Water Based Stain Preparations & Solutions

Water Based Stain Preparations & Solutions

How to prepare or make water based stain preparations and solutions for wood furniture and floor finishes.

Craftsman Style

Aniline & Coal Tar

¶ In the furniture industry considerable effort has been exerted to standardize colors of finishes to be used under certain names. Much progress has been made in this direction. For instance, standard formulas are now in use generally for Standard American Walnut, Standard American Mahogany, Standard Brown Mahogany, Standard Jacobean and Standard Fumed Oak. Definite formulas and colors are in use under these names. Many other names in use, however, designate finish colors quite similar but with some variation as made by different manufacturers.

¶ The wood trim in houses and public buildings has always been finished to a considerable extent, at least, to accord with the furniture finishes. To gain complete harmony in interior decoration it is welt that this tendency should increase until both the furniture and building industries are working on standard colors and names for colors. Individual preferences for color effects will always demand something a bit different than the standard, but if there is a standard to work by it will always be easier to produce the special color effects wanted.

¶ The success of any formula depends absolutely upon the use of color ingredients which are of the same coloring strength as those used in producing the formulas and preparations used. When using the aniline and other coal tar dye stains little difficulty will be experienced in getting color matches true to name and formula, because such colors have been pretty well standardized as to character and strength, although some differences do exist between brands of the same colors put out by different manufacturers. The cheaper grades do not, of course, possess the same color value or tinting strength as the higher quality stains. Formulas are usually based on high quality stains. It is not difficult to check colors, however, since one usually has a pretty fair idea of the color he ought to get before staining is done. He usually knows, for instance, that it is a brown with a certain hue and other characteristics which should be produced under a certain name. If not, the finisher had better get a finished wood panel sample showing the color from stain manufacturers. Or, he may study the finish by the name wanted as produced upon correct period furniture made of the kind of wood for which the finish was originally designed.

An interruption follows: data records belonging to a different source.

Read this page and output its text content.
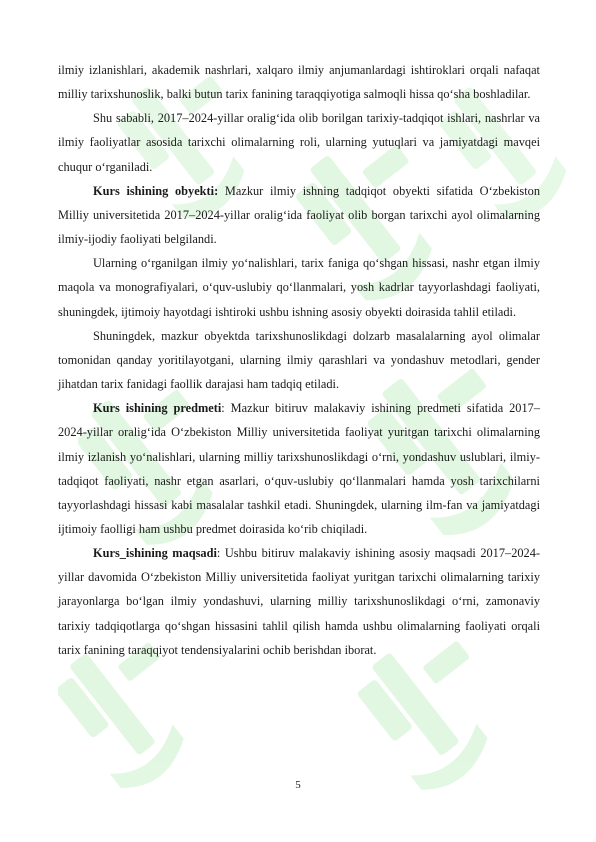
ilmiy izlanishlari, akademik nashrlari, xalqaro ilmiy anjumanlardagi ishtiroklari orqali nafaqat milliy tarixshunoslik, balki butun tarix fanining taraqqiyotiga salmoqli hissa qo‘sha boshladilar.

Shu sababli, 2017–2024-yillar oralig‘ida olib borilgan tarixiy-tadqiqot ishlari, nashrlar va ilmiy faoliyatlar asosida tarixchi olimalarning roli, ularning yutuqlari va jamiyatdagi mavqei chuqur o‘rganiladi.

Kurs ishining obyekti: Mazkur ilmiy ishning tadqiqot obyekti sifatida O‘zbekiston Milliy universitetida 2017–2024-yillar oralig‘ida faoliyat olib borgan tarixchi ayol olimalarning ilmiy-ijodiy faoliyati belgilandi.

Ularning o‘rganilgan ilmiy yo‘nalishlari, tarix faniga qo‘shgan hissasi, nashr etgan ilmiy maqola va monografiyalari, o‘quv-uslubiy qo‘llanmalari, yosh kadrlar tayyorlashdagi faoliyati, shuningdek, ijtimoiy hayotdagi ishtiroki ushbu ishning asosiy obyekti doirasida tahlil etiladi.

Shuningdek, mazkur obyektda tarixshunoslikdagi dolzarb masalalarning ayol olimalar tomonidan qanday yoritilayotgani, ularning ilmiy qarashlari va yondashuv metodlari, gender jihatdan tarix fanidagi faollik darajasi ham tadqiq etiladi.

Kurs ishining predmeti: Mazkur bitiruv malakaviy ishining predmeti sifatida 2017–2024-yillar oralig‘ida O‘zbekiston Milliy universitetida faoliyat yuritgan tarixchi olimalarning ilmiy izlanish yo‘nalishlari, ularning milliy tarixshunoslikdagi o‘rni, yondashuv uslublari, ilmiy-tadqiqot faoliyati, nashr etgan asarlari, o‘quv-uslubiy qo‘llanmalari hamda yosh tarixchilarni tayyorlashdagi hissasi kabi masalalar tashkil etadi. Shuningdek, ularning ilm-fan va jamiyatdagi ijtimoiy faolligi ham ushbu predmet doirasida ko‘rib chiqiladi.

Kurs_ishining maqsadi: Ushbu bitiruv malakaviy ishining asosiy maqsadi 2017–2024-yillar davomida O‘zbekiston Milliy universitetida faoliyat yuritgan tarixchi olimalarning tarixiy jarayonlarga bo‘lgan ilmiy yondashuvi, ularning milliy tarixshunoslikdagi o‘rni, zamonaviy tarixiy tadqiqotlarga qo‘shgan hissasini tahlil qilish hamda ushbu olimalarning faoliyati orqali tarix fanining taraqqiyot tendensiyalarini ochib berishdan iborat.

5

¶ To illustrate this point further, if you are not certain just what kind of a brown, is correct for fumed oak color, study that color as produced by the real fuming process, not by stain, and on oak. Fumed oak color finish is done on many kinds of wood. All such colors resemble the original finish by the fuming process on real oak, but there are some differences. Better start right by making a study of the real thing on fine furniture.

¶ Some finishers customarily add caustic soda or lye to all aniline colors to set the color and make them "take" on the wood. It is far better except where a standard formula calls for lye to use bichromate of potash, 1 ounce to a gallon of water. The bichromate of potash forms a natural mordant, especially on mahogany wood, and it has color-giving ability which is beneficial.